"Wieder Lust auf Nachwuchs", freute sich die stets positiv gestimmte Süddeutsche Zeitung. Mit gutem Grund: "Frauen bekommen so viele Kinder wie seit 1990 nicht", hieß es unter Bezugnahme auf eine Pressemitteilung des Statistischen Bundesamtes. Zwei Wochen nach der Nachricht, Deutschland habe die wenigstens Kinder Europas, eine besonders gern gedruckte News: "678.000 Kinder kamen in Deutschland im vergangenen Jahr zur Welt", meldet auch die "Welt". Während die Politik über Elterngeld und Kita-Plätze streite, um das Kinderkriegen wieder attraktiver zu machen, schüfen "die Frauen in Deutschland Tatsachen" und sie brächten nun einfach "wieder mehr Kinder zur Welt".
Zumindest, wenn ein spitzer Bleistift und viel guter Wille zur Hand sind. Denn die Zahlen allein geben keinerlei Grund, in Jubelarien auszubrechen. Um das tun zu können, braucht es vielmehr viel guten Willen: So ist eine Voraussetzung die, sich von der Betrachtung der absoluten Zahl der Neugeborenen zu lösen und stattdessen nur die durchschnittliche Kinderzahl je Frau anzuschauen. Die lag im vergangenen Jahr bei 1,39 und damit in der Tat "so hoch wie seit 1990 nicht mehr".
Komischerweise aber gab es 1990 rund 900.000 Neugeborene, 2010 aber nur etwa 678.000. Sogar im ersten Nachkriegsjahr 1946 lag die Geburtenzahl mit rund 922 000 um 27 Prozent höher als in dem Jahr, das die Qualitätspresse zum einstimmigen Vorjubeln verleitete: "Geburtenrate steigt auf 20-Jahres-Hoch" feiert der "Spiegel", "Wieder mehr Babys in Deutschland geboren" assistiert die Tagesschau.

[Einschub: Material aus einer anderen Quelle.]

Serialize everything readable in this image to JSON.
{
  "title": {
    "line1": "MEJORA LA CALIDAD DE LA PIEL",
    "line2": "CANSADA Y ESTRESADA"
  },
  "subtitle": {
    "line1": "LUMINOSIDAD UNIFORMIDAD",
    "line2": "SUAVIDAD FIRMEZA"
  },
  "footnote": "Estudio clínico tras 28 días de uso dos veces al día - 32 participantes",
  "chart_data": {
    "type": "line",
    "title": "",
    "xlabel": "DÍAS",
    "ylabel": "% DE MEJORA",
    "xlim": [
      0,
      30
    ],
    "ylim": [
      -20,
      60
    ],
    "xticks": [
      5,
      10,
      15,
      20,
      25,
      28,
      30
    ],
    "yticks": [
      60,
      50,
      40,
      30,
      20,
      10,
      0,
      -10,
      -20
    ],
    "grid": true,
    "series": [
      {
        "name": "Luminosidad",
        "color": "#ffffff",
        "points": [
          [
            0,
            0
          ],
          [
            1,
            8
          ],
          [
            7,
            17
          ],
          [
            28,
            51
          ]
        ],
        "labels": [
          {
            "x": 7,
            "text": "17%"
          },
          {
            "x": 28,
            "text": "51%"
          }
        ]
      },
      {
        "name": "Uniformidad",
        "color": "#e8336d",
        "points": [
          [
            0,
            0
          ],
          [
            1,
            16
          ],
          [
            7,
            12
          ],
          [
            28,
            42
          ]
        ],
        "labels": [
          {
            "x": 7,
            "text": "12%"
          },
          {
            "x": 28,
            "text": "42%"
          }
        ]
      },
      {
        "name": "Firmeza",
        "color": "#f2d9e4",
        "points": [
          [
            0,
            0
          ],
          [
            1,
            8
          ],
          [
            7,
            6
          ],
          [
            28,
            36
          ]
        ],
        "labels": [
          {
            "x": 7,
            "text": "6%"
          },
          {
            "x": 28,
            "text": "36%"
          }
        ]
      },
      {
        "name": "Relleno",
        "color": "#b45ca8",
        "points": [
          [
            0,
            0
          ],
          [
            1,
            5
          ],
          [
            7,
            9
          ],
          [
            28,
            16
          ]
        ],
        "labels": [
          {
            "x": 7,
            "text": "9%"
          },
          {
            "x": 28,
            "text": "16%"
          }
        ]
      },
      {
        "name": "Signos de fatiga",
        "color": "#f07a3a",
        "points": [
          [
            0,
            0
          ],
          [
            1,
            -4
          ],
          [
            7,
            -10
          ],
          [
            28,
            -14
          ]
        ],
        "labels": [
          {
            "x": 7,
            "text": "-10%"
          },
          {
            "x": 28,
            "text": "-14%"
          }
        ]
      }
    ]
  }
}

Von wegen, Deutschland schafft sich ab! Nach nur 665.000 Geburten anno 2009 sind 678.000 fast zwei Prozent mehr! Zwar weniger als nach den Halbjahreszahlen zu erwarten war, als der durchweg mit Spitzenkräften besetzte "Stern" die Frage herbeifantasierte "Stirbt Deutschland vielleicht doch nicht aus?" Aber immerhin. Fast wieder der Wert von 2008, als noch 682.000 Geburten verzeichnetet wurden, und nur einen Zahlendreher entfernt von 2007, als es 687.000 waren.
Der neue Rekord ist so gesehen einer, der für ganze zwei Jahre Gültigkeit hat. Wenn das für ein hochkarätiges Spitzenblatt wie die "Zeit"nach ausreichend Grund für einen Leadsatz wie "Die Zahl der Geburten war im letzten Jahr die höchste seit 1990" ist, was denn dann? Auch die "Welt" freut sich grundlos: "678.000 Kinder kamen in Deutschland im vergangenen Jahr zur Welt – so viele wie lange nicht mehr". Und alle anderen machen mit: Einfach mal Geburtenzahl und Geburtenrate verwechseln, dann ein bisschen schwadronieren und schon ist der Leser beruhigt: 375 Schlagzeilen (laut Google News) können gar nicht irren.